Post by Justin Westgate
I had the opportunity to attend the Institute of Australian Geographers’ conference in July which was held in Perth. Having only recently begun doctoral studies here in Australia, and moving across from the more ‘creative’ space of design, the conference not only allowed me to get a gauge on the current landscape of research situated in Australia, but both posed and helped to answer questions about how my own research – which still draws on my creative practice background might intersect with other research strands currently being investigated.
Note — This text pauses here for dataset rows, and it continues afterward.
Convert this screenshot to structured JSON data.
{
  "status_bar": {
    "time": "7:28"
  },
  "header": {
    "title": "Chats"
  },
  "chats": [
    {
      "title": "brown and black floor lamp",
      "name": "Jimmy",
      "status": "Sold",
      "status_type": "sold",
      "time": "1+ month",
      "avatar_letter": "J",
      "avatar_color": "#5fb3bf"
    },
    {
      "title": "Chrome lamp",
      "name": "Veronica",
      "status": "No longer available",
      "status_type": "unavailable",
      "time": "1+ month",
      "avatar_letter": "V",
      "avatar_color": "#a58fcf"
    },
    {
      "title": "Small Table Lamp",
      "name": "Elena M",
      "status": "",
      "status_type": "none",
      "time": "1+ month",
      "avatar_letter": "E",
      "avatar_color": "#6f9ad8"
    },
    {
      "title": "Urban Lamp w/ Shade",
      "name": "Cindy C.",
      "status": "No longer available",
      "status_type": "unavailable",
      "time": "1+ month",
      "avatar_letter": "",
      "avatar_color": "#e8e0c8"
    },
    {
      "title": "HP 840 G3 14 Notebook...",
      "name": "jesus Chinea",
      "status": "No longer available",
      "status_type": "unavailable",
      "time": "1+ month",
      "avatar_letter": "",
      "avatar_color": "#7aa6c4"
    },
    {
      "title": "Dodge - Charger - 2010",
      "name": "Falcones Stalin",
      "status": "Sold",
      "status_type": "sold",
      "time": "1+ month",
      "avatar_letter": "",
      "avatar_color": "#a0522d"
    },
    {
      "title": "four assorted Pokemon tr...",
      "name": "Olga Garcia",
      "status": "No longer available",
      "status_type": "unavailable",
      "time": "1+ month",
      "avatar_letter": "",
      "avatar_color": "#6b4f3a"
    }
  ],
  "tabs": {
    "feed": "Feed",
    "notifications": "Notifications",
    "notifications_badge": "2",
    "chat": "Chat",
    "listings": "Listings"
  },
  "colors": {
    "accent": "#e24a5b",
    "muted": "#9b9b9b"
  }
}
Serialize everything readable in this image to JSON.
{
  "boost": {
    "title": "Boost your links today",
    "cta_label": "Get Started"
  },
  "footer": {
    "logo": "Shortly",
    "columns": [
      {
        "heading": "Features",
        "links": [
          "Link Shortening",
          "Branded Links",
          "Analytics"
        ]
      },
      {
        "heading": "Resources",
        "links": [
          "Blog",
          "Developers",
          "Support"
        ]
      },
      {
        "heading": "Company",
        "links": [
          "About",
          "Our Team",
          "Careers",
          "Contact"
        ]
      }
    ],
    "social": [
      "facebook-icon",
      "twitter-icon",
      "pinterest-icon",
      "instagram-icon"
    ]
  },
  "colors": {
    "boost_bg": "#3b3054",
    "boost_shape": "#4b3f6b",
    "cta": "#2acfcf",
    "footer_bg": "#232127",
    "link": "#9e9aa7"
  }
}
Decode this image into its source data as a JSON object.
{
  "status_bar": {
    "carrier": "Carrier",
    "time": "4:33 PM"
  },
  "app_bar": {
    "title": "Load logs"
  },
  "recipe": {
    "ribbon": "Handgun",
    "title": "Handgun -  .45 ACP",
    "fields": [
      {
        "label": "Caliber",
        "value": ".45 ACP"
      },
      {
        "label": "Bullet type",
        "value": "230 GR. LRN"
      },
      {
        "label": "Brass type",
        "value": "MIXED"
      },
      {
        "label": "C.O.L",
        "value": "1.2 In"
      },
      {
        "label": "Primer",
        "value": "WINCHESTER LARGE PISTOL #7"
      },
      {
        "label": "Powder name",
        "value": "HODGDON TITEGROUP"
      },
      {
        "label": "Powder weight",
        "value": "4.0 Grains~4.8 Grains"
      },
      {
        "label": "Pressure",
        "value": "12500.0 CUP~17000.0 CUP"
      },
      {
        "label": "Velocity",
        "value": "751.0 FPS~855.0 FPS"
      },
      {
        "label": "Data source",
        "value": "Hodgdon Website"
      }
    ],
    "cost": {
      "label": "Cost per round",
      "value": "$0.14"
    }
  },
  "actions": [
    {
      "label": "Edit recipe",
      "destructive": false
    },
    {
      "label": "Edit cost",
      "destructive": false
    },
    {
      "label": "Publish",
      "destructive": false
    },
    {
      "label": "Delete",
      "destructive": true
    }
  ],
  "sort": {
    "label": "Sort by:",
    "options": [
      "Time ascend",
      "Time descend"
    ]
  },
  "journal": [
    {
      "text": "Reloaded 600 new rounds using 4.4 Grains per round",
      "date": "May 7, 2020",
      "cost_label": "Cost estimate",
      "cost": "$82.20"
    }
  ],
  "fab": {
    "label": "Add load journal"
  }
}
What going to conferences reminds me is the scope of research being undertaken, and while not my first geography conference; it was a reminder that within the discipline there is a very broad range of research interest. It seems particularly easy to become self-absorbed in your own particular boundaries of interest. Conferences are an easy way to be be exposed to a range of research topics, ideas and approaches that you wouldn’t have considered – or necessarily have interests in – and I found the IAG delivered on this count. I found myself bumping into research that I wouldn’t, in my everyday workings, have had the time, inclination or interest to look at. But, being exposed to these other projects gave me insight to into how projects and research can be put together, how questions can be asked, and different methods used to explore similar topics – and ultimately helped me to think about the shaping of my own project.
Of course, I was there specifically to look at research connecting with my own particular interests – these are culturally situated and revolve around human-environment relations, how we deal with extremes and, of course, what we frame as ‘climate change’ and its entanglements. The special sessions were useful in helping me concentrate on this. Again, however, it was a mixed bag – I found less that I connected with than I had expected. Perhaps a lesson in having expectations? But I think more so an indication that my own particular perspective has not been so much explored yet. Either that or I’m way off track! I go with the former.
The venue itself – The University of Western Australia – was very pleasant. Lovely architecture – turn-of-the-century sandstone, with additional modernist styles, seeming slightly antiquated coming from a ‘modern’ university, though often embellished with interestingly quirky fittings. Oh, and with resident Peacocks to boot! Very regal.
A relaxed and cordial atmosphere pervaded. It was easy to chat with academics and post-grads alike, allowing for interesting intermission discussion – and good networking. I’ll leave out details on after-hours socialising – incriminating photos can probably be found on various social networking sites – though that’s not my cup of tea.
Returning to normality there are a pile of ideas to sift through, names, papers and websites to follow up on, twitter handles to be followed. I’m starting to see where I might fit into the broad assemblage that is geography. The opportunity to have these kinds of meetings, conversations and interactions is invaluable in making sense of one’s pathway forward.
Thanks both to the IAG and AUSCCER for funding support.